In a move that could generously be described as 'doubling down,' the UK Home Office is extending a controversial pilot scheme aimed at stopping asylum seekers from crossing the English Channel in small boats - a scheme that, by most observable metrics, has not actually stopped asylum seekers from crossing the English Channel in small boats.
According to the Guardian, which learned of the extension, the so-called 'one in, one out' arrangement will now run until October. The deal was originally signed in July of last year between UK Prime Minister Keir Starmer and French President Emmanuel Macron, who at the time described it as nothing short of 'groundbreaking.' The basic premise: for every asylum seeker brought to the UK through the scheme, one would be returned.
What exactly is going on here?
The optics are, to put it charitably, a little awkward. Asylum seekers are reportedly expressing dismay at the continuation of a scheme that was supposed to offer a structured pathway but has done precious little to deter the dangerous small boat crossings that both governments have vowed to curtail.

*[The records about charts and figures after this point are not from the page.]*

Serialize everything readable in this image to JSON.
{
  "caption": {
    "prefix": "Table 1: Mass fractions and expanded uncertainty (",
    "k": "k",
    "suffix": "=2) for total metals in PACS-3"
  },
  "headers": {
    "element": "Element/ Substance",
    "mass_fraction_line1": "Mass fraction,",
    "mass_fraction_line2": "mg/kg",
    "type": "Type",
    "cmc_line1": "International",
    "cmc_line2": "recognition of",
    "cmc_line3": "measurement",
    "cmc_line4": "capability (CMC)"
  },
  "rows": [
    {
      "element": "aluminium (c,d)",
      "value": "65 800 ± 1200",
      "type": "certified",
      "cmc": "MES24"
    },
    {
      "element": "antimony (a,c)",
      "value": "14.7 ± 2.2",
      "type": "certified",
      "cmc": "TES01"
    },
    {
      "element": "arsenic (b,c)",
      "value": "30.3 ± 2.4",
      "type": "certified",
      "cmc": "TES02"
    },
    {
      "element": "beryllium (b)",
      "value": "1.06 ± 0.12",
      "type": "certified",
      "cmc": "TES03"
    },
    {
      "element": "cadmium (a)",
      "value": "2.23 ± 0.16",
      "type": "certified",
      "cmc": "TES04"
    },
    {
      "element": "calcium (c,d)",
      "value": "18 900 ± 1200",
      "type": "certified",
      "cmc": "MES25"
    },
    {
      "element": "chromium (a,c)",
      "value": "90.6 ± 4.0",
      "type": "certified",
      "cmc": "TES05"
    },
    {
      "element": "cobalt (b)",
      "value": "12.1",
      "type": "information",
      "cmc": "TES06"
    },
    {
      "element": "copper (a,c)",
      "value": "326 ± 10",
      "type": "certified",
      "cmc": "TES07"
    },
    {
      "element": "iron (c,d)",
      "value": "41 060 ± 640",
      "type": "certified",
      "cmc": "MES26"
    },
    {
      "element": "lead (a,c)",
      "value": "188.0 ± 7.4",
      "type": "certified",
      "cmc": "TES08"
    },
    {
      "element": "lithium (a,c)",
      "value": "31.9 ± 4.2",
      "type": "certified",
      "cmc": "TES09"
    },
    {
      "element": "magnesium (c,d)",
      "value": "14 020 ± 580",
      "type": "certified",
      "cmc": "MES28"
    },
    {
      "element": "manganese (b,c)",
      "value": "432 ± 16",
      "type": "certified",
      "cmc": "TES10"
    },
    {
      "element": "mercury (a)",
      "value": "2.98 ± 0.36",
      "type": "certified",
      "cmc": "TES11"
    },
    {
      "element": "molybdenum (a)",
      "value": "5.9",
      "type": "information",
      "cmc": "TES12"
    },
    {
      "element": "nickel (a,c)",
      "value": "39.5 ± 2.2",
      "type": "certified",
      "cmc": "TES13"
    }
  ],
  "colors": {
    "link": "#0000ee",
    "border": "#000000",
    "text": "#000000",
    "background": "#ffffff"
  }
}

Channel crossings have remained a politically volcanic issue in the UK for years, with successive governments - Conservative and now Labour - pledging crackdowns while the numbers continue to be stubbornly immune to political rhetoric. Starmer's Labour government staked some early credibility on a fresh bilateral approach with France, positioning the July 2025 deal as a smarter, more cooperative alternative to the previous government's Rwanda deportation fiasco.
So why extend it?
Governments rarely love admitting a pilot isn't working, especially one that was announced with considerable fanfare at a bilateral summit. Extending the scheme to October buys more time to gather data, tweak the approach, or - and this is pure speculation - wait and hope something changes on its own.

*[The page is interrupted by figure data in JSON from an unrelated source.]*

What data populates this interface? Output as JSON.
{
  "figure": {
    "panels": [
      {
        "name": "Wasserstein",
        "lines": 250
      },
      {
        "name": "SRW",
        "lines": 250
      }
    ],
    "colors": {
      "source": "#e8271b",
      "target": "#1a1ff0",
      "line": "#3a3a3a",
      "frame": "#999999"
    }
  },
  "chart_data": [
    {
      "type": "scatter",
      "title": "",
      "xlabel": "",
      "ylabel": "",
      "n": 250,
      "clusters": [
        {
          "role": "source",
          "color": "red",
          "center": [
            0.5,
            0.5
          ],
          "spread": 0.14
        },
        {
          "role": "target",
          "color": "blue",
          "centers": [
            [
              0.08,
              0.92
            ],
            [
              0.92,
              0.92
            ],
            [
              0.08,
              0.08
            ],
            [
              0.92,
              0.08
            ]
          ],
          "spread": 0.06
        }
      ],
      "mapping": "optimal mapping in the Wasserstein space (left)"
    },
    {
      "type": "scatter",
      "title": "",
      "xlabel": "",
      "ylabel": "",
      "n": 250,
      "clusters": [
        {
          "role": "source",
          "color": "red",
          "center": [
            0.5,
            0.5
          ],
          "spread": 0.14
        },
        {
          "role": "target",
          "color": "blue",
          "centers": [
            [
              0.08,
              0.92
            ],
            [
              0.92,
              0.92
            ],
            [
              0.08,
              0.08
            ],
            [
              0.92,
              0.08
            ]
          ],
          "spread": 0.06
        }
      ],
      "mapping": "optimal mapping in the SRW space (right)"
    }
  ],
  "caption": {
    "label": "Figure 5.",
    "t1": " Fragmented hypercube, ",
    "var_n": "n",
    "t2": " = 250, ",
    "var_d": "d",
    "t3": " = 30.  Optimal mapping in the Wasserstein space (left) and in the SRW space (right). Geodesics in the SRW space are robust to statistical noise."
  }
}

What is confirmed, per the Guardian's reporting, is that the extension is happening and that people directly affected by the scheme are not pleased about it. What remains less clear is whether either government has a credible plan to make it work before the October deadline rolls around and everyone has to have this conversation again.
Macron and Starmer may have called it groundbreaking. Right now, it mostly seems ground-stalling.